Several years ago, on the way home from a family vacation, I picked up a notebook and quickly recorded an incident that had occurred involving our son. Eventually, I used that story to illustrate something about my spiritual walk as a believer in Christ. Thus began a deliberate attempt to document the significance of everyday events. Almost any ordinary circumstance in daily life can become fodder for another story. This, almost by definition, lends itself to a blog.

Of course, many of the entries here are just ordinary diary style stuff... the stuff of ordinary blogs. Good grief, I don't want to be ordinary.


Saturday, December 22, 2012

Intangible Rewards

It's been exactly two weeks since the race.  Good sense tells me that posts about running are off limits.  But I never claimed to have good sense all the time. (Stay with me here, this isn't really a post about running.)

It took about a week to get over the soreness of the race.  I did my first run afterwards on the the following Monday - eight minutes of painful and tender hobbling along.  By Friday, everything was back in order.

Of more significance, however, has been my state of mind since the race.  I anticipated it happening...it's a very common occurrence.  I spent months having been consumed with the training and the anticipation of the race, and then, on December 9, it's done.  As I fully expected, the euphoria of completing the task was very short lived.

If you have followed my blogging about the race, you may have been tempted to admire the effort of the training.  But here's an ironic take on that.  The effort came easy, because there was a clear task at hand.  In training for such a huge task, there is no option to skip a run.  I considered every run as absolutely necessary, even the short ones.

Now that a clear goal is no longer there, it is much easier to skip runs.  It takes much more effort now to run than it did before the race.

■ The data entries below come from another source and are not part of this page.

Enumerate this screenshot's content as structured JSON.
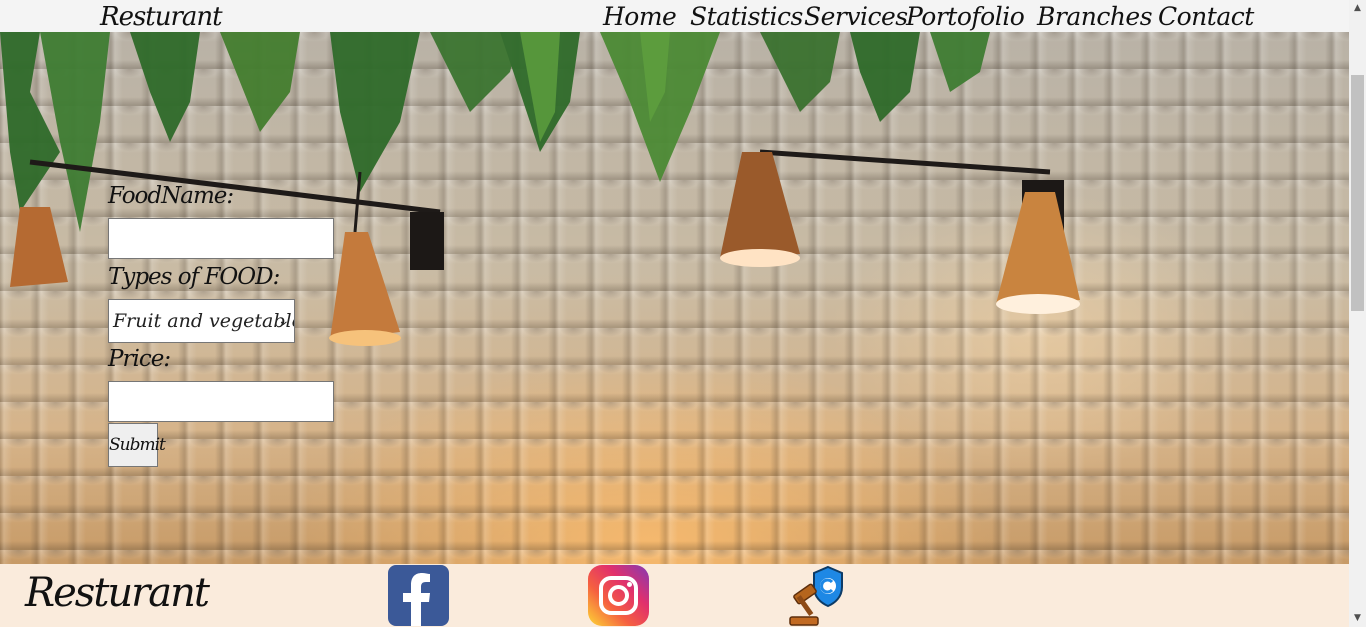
{
  "navbar": {
    "brand": "Resturant",
    "links": [
      "Home",
      "Statistics",
      "Services",
      "Portofolio",
      "Branches",
      "Contact"
    ]
  },
  "form": {
    "food_name_label": "FoodName:",
    "food_name_value": "",
    "types_label": "Types of FOOD:",
    "types_selected": "Fruit and vegetables.",
    "price_label": "Price:",
    "price_value": "",
    "submit_label": "Submit"
  },
  "footer": {
    "brand": "Resturant",
    "icons": [
      "facebook-icon",
      "instagram-icon",
      "copyright-law-icon"
    ],
    "colors": {
      "facebook": "#3b5998",
      "background": "#faebdc"
    }
  }
}
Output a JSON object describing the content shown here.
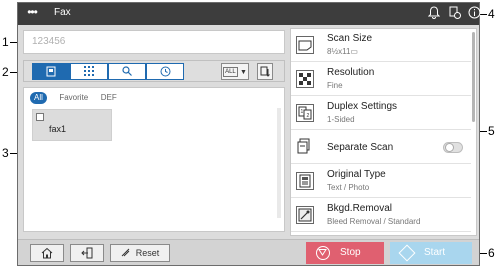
{
  "callouts": [
    "1",
    "2",
    "3",
    "4",
    "5",
    "6"
  ],
  "header": {
    "menu_glyph": "•••",
    "title": "Fax",
    "icons": [
      "bell-icon",
      "job-status-icon",
      "info-icon"
    ]
  },
  "destination": {
    "value": "123456"
  },
  "toolbar": {
    "segments": [
      "address-book-icon",
      "keypad-icon",
      "search-icon",
      "history-icon"
    ],
    "active_index": 0,
    "filter_label": "ALL",
    "filter_icon": "chevron-down-icon",
    "extra_icon": "sort-icon"
  },
  "address_book": {
    "tabs": [
      "All",
      "Favorite",
      "DEF"
    ],
    "active_tab": "All",
    "entries": [
      {
        "name": "fax1",
        "checked": false
      }
    ]
  },
  "settings": [
    {
      "title": "Scan Size",
      "value": "8½x11▭",
      "icon": "scan-size-icon"
    },
    {
      "title": "Resolution",
      "value": "Fine",
      "icon": "resolution-icon"
    },
    {
      "title": "Duplex Settings",
      "value": "1-Sided",
      "icon": "duplex-icon"
    },
    {
      "title": "Separate Scan",
      "value": "",
      "icon": "separate-scan-icon",
      "toggle": false
    },
    {
      "title": "Original Type",
      "value": "Text / Photo",
      "icon": "original-type-icon"
    },
    {
      "title": "Bkgd.Removal",
      "value": "Bleed Removal / Standard",
      "icon": "background-removal-icon"
    }
  ],
  "footer": {
    "home_icon": "home-icon",
    "logout_icon": "logout-icon",
    "reset_label": "Reset",
    "stop_label": "Stop",
    "start_label": "Start",
    "colors": {
      "stop": "#e06070",
      "start": "#a9d6ee",
      "accent": "#1f6ab0"
    }
  }
}
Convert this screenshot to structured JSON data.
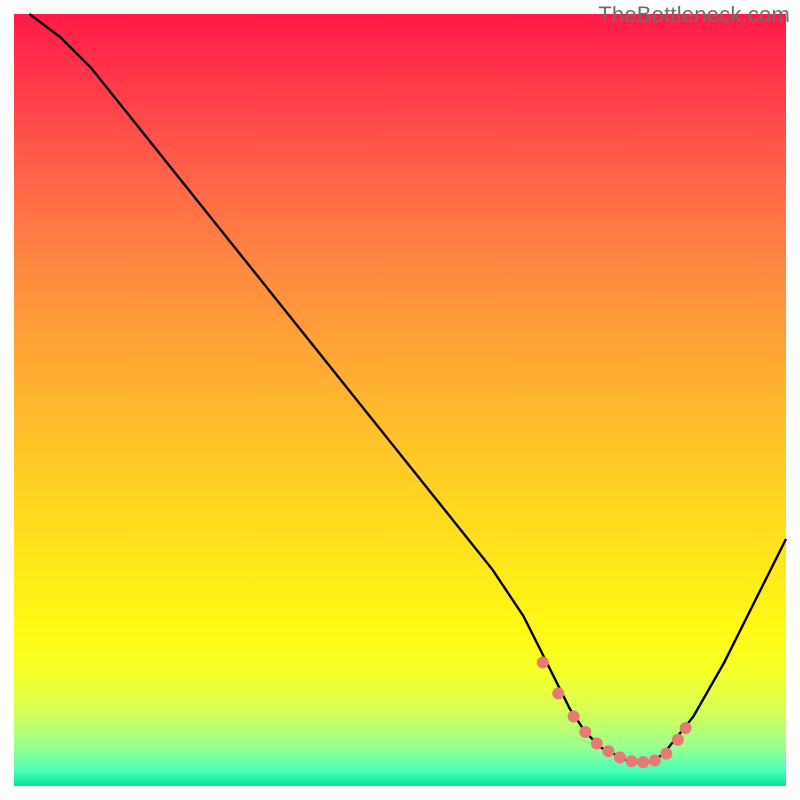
{
  "watermark": "TheBottleneck.com",
  "colors": {
    "curve": "#000000",
    "dot": "#e77a73",
    "gradient_top": "#ff1948",
    "gradient_bottom": "#00e893"
  },
  "chart_data": {
    "type": "line",
    "title": "",
    "xlabel": "",
    "ylabel": "",
    "xlim": [
      0,
      100
    ],
    "ylim": [
      0,
      100
    ],
    "grid": false,
    "legend": false,
    "series": [
      {
        "name": "bottleneck-curve",
        "x": [
          2,
          6,
          10,
          14,
          18,
          22,
          26,
          30,
          34,
          38,
          42,
          46,
          50,
          54,
          58,
          62,
          66,
          68,
          70,
          72,
          74,
          76,
          78,
          80,
          82,
          84,
          88,
          92,
          96,
          100
        ],
        "values": [
          100,
          97,
          93,
          88,
          83,
          78,
          73,
          68,
          63,
          58,
          53,
          48,
          43,
          38,
          33,
          28,
          22,
          18,
          14,
          10,
          7,
          5,
          4,
          3,
          3,
          4,
          9,
          16,
          24,
          32
        ]
      }
    ],
    "highlight_points": {
      "name": "optimal-range-dots",
      "x": [
        68.5,
        70.5,
        72.5,
        74.0,
        75.5,
        77.0,
        78.5,
        80.0,
        81.5,
        83.0,
        84.5,
        86.0,
        87.0
      ],
      "values": [
        16.0,
        12.0,
        9.0,
        7.0,
        5.5,
        4.5,
        3.7,
        3.2,
        3.1,
        3.3,
        4.2,
        6.0,
        7.5
      ]
    }
  }
}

And herein lies some sort of great life lesson, which I am still working to solidify in my mind.

The lesson has something to do with the value of plugging away at some effort that is completely worthy - like routine running, but without the marathon goal.  Routine running has a long list of positive effects.  The reward is not necessarily immediate or tangible.  But it is worthy, nevertheless.

There must be a whole bag full of such endeavors.  They are completely worthy (much more so than running), but their reward is not necessarily immediate or tangible.  It is these things that require an incredible amount of mental energy.  But you may never be able to connect a short term goal with them, such as a marathon.

March 2006
A few things come to mind, but I'm sure there are more.  The first and most obvious one is child rearing.  Day after day after day, parents (mostly mothers) plug away at one of the most worthy endeavors of all - the influencing of another little human being - expending incredible amounts of energy.  How that little person turns out has everything to do with the day to day grind of motherhood.  Of course, this is not to say that the mother is responsible for everything the child does later in life.  But she has a position of influence like no other person in the world.  For the most part, she has no big goal like a marathon that can be finished.  She just plugs away, never having the satisfaction of passing some point of completion.  She is always a mother.

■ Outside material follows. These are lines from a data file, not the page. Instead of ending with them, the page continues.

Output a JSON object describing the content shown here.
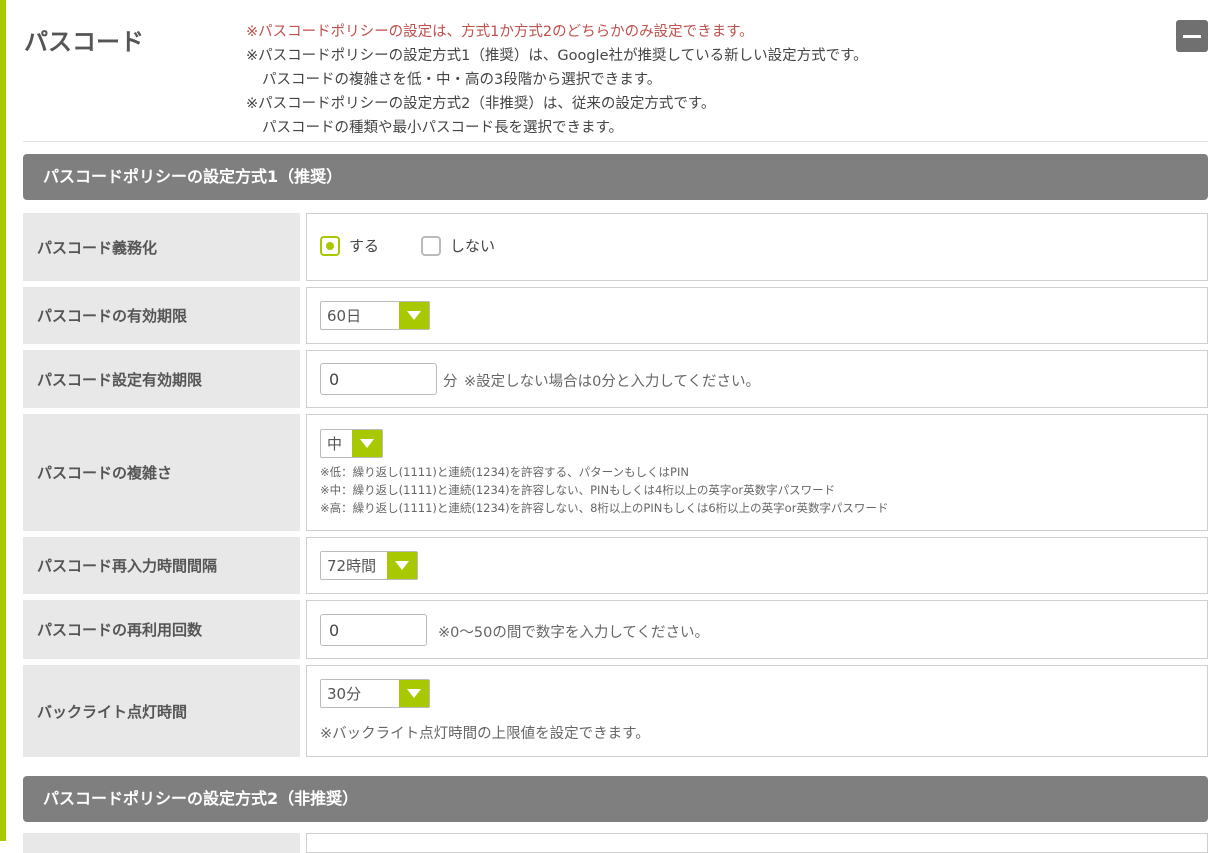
{
  "page": {
    "title": "パスコード",
    "collapse_icon": "minus-icon",
    "notes": [
      "※パスコードポリシーの設定は、方式1か方式2のどちらかのみ設定できます。",
      "※パスコードポリシーの設定方式1（推奨）は、Google社が推奨している新しい設定方式です。",
      "パスコードの複雑さを低・中・高の3段階から選択できます。",
      "※パスコードポリシーの設定方式2（非推奨）は、従来の設定方式です。",
      "パスコードの種類や最小パスコード長を選択できます。"
    ]
  },
  "colors": {
    "accent": "#a8c800",
    "header": "#7f7f7f",
    "note_red": "#c0504d"
  },
  "section1": {
    "title": "パスコードポリシーの設定方式1（推奨）",
    "rows": {
      "required": {
        "label": "パスコード義務化",
        "option_yes": "する",
        "option_no": "しない",
        "selected": "する"
      },
      "expiry": {
        "label": "パスコードの有効期限",
        "value": "60日"
      },
      "setting_expiry": {
        "label": "パスコード設定有効期限",
        "value": "0",
        "unit": "分",
        "hint": "※設定しない場合は0分と入力してください。"
      },
      "complexity": {
        "label": "パスコードの複雑さ",
        "value": "中",
        "notes": [
          "※低：繰り返し(1111)と連続(1234)を許容する、パターンもしくはPIN",
          "※中：繰り返し(1111)と連続(1234)を許容しない、PINもしくは4桁以上の英字or英数字パスワード",
          "※高：繰り返し(1111)と連続(1234)を許容しない、8桁以上のPINもしくは6桁以上の英字or英数字パスワード"
        ]
      },
      "reentry": {
        "label": "パスコード再入力時間間隔",
        "value": "72時間"
      },
      "reuse": {
        "label": "パスコードの再利用回数",
        "value": "0",
        "hint": "※0〜50の間で数字を入力してください。"
      },
      "backlight": {
        "label": "バックライト点灯時間",
        "value": "30分",
        "hint": "※バックライト点灯時間の上限値を設定できます。"
      }
    }
  },
  "section2": {
    "title": "パスコードポリシーの設定方式2（非推奨）"
  }
}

Another thing that comes to mind is work.  Yes, it is rewarding for some.  But for others, it requires an incredible amount of energy to do it day after day, with no great reward.  Sure, there is immediate financial compensation, but perhaps it is just adequate, or worse - less than adequate.  But they plug away anyway, because it is worthy.  This is more admirable than running a marathon.

Perhaps something else comes to your mind.  Perhaps you have watched someone who presses on day by day in some endeavor which has no immediate or tangible reward.  And you admire them for that.  In the Spirit of Christmas, perhaps you should tell them.


2 comments:

Anonymous said...

I know someone; I admire them; and I told them so.

Thanks

Brent Timmons said...

I'm sure that someone really appreciated it. Thank you, faithful reader.